Based on fossil evidence discovered in Africa, the most widely accepted theory of human evolution says that our ancestors evolved there two million years ago, then they moved from Africa to Eurasia, and the split between modern humans and our last common ancestor occurred inside Africa, according to the most popular theory. However, is it possible that our last common ancestor actually lived on the western-most point of Eurasia, commonly referred to as Europe?
The majority of anthropologists studying humans continue to support the Out of Africa narrative. They simply cannot accept that any significant event in human evolution could have occurred outside of Africa. Any conflicting information appears extraordinary only if you already believe that humans were always confined to Africa, and Eurasia was never within the "zone of homonization," a concept that pertains to the process of human evolution.

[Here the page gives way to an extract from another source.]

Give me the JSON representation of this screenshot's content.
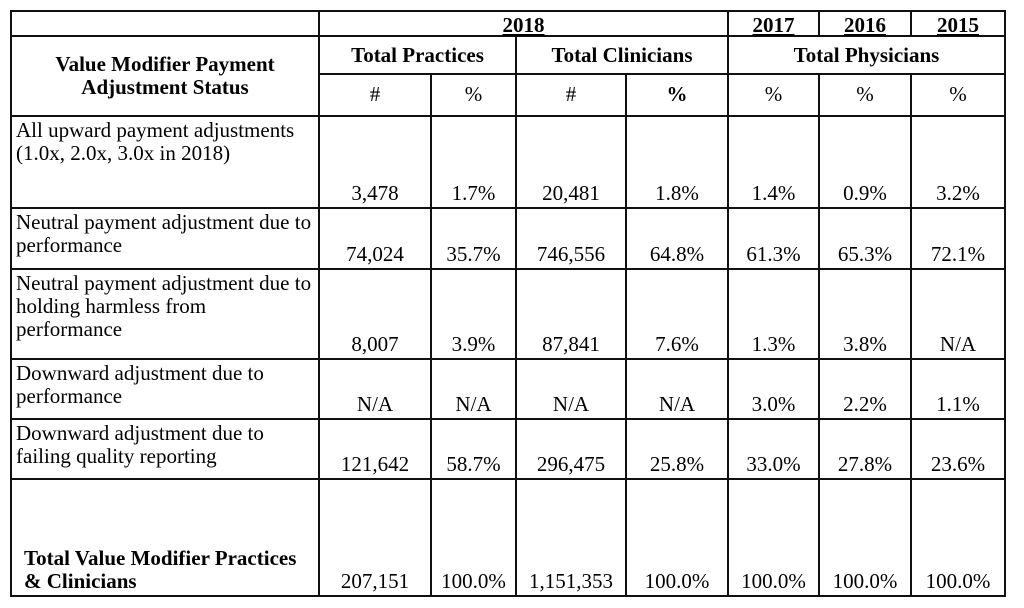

Conventional wisdom holds that modern humans, Neanderthals, and Denisovans all descended from an ancient hominin known as Homo heidelbergensis. Homo heidelbergensis, on the other hand, did not appear until 700,000 years ago, after the split between modern humans and the Neanderthals and Denisovans. Unlike homo neanderthalensis and homo sapiens, the Denisovans have not been assigned a species name.
This is because of the growing recognition that this species, which is a sister species to Neanderthals is actually a meta-population of Homo sapiens. This rationale also would mean that Neanderthals are also a homo sapiens meta-population, an implication that terrifies most paleo-anthropologists.